Tale decisione è stata seguita da un processo di riflessione interna ben riassunta dalla dichiarazione rilasciata da sheikh Rashed Ghannouchi nel maggio 2016 ad Hammamet. A marcare la storia di questo decimo congresso è stata l’adozione di una mozione secondo la quale l’attività politica di Ennahdha è stata separata da quella religiosa che è stata alla base della nascita di questo movimento, anch’esso per decenni costretto alla clandestinità. La decisione di sconfessare il termine “Islam politico” riflette anche argomenti concettuali e storici che rimandano alla nascita e alla ragion d’essere di Ennahdha. Secondo la ricostruzione di Ghannouchi, l’Islam politico emerse in risposta a due tendenze regionali che si sono per anni nutrite a vicenda: dittatura e laicità. Dopo che la rivoluzione tunisina ha eliminato la prima e ha liberato Ennahda dalla clandestinità, l’Islam politico non avrebbe più ragione di esistere all’interno del Paese.

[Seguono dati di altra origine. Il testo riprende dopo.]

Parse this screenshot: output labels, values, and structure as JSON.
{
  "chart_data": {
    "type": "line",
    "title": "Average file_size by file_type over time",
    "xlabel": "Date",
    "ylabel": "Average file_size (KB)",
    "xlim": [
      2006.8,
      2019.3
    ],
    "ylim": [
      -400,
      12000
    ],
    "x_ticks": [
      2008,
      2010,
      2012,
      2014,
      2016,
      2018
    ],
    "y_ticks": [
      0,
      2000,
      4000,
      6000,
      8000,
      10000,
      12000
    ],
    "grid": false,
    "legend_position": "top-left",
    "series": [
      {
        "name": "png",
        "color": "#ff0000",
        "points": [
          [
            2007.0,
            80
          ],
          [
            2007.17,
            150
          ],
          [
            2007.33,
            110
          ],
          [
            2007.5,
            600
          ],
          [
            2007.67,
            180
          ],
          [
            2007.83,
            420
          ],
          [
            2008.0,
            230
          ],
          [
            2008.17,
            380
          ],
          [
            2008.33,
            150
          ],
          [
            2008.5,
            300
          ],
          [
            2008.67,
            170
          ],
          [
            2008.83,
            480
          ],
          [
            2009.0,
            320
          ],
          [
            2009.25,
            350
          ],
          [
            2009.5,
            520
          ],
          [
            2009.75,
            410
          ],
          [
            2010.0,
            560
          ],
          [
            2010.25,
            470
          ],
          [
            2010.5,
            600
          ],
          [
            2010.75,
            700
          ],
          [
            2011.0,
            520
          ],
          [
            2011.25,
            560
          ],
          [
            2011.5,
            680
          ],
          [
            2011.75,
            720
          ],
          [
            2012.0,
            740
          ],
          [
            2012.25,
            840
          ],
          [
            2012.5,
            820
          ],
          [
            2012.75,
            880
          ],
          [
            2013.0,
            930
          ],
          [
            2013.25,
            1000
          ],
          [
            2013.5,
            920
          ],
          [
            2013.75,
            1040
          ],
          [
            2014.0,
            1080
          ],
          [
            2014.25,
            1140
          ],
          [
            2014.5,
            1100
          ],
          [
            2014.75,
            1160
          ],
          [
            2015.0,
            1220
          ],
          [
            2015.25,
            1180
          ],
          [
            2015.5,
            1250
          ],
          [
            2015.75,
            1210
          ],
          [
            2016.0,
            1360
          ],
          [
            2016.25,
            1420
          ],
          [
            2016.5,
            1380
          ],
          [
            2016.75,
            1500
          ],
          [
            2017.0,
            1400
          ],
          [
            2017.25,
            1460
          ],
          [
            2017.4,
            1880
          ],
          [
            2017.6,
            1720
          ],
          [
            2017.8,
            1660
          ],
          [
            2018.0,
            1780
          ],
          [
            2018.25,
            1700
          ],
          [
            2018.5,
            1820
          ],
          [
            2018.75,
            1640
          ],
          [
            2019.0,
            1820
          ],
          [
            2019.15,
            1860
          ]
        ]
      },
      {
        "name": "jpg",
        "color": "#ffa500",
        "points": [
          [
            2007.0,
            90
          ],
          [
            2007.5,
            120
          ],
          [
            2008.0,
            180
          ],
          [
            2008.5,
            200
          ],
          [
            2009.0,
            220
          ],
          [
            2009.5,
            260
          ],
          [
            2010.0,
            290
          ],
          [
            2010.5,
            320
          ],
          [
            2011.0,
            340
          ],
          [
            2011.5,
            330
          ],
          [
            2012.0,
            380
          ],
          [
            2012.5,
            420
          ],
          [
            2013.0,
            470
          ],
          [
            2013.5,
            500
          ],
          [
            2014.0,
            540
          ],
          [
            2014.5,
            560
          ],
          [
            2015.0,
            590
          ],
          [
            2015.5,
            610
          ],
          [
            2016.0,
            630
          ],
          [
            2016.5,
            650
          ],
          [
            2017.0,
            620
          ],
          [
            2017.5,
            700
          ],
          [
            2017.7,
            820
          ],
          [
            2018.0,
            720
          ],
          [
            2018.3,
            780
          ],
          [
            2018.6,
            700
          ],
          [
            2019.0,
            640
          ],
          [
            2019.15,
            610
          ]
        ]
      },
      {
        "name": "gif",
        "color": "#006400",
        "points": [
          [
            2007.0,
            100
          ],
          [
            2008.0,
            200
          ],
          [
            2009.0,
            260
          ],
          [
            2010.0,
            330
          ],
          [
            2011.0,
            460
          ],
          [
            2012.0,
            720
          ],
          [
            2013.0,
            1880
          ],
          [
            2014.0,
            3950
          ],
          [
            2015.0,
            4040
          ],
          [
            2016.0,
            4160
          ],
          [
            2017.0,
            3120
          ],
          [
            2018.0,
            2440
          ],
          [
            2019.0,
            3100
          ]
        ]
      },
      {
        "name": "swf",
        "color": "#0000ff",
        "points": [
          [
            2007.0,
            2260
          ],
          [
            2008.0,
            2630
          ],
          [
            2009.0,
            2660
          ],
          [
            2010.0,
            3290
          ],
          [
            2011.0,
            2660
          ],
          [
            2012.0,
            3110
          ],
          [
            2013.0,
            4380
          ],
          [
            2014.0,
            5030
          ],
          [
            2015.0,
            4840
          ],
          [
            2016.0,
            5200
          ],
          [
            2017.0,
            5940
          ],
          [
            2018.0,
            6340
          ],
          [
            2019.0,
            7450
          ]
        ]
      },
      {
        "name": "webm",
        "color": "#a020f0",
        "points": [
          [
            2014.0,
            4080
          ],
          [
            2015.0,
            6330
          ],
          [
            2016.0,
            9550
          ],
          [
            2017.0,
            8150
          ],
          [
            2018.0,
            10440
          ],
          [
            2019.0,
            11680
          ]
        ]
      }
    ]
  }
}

Verso le presidenziali tunisine
Il nuovo percorso intrapreso dai Fratelli tunisini ha portato alla mossa a sorpresa di questo mese, quando la Confraternita – per la prima volta nella sua storia – ha deciso di candidare un suo uomo, il 71enne Abdelfattah Morou, alle elezioni presidenziali che inizieranno il 15 settembre e che quasi certamente arriveranno al ballottaggio. Una  mossa in parte motivata dai sondaggi – da prendere però con le pinze – che danno in pole position Nabil Karoui, conosciuto come il Berlusconi tunisino, visto che è il fondatore di Nesma tv, un’ emittente privata che ha anche capitale di Mediaset. E’ il nemico giurato degli islamisti e ora che gli emendamenti alla legge elettorale che dovevano impedirne la candidatura non sono passati, fa paura. Difficile però pensare che questa mossa ad effetto faccia breccia sia tra i tunisini che tra gli elettori della stessa Ennahdha, certamente numerosi. Nel Paese c’è fame di leader giovani.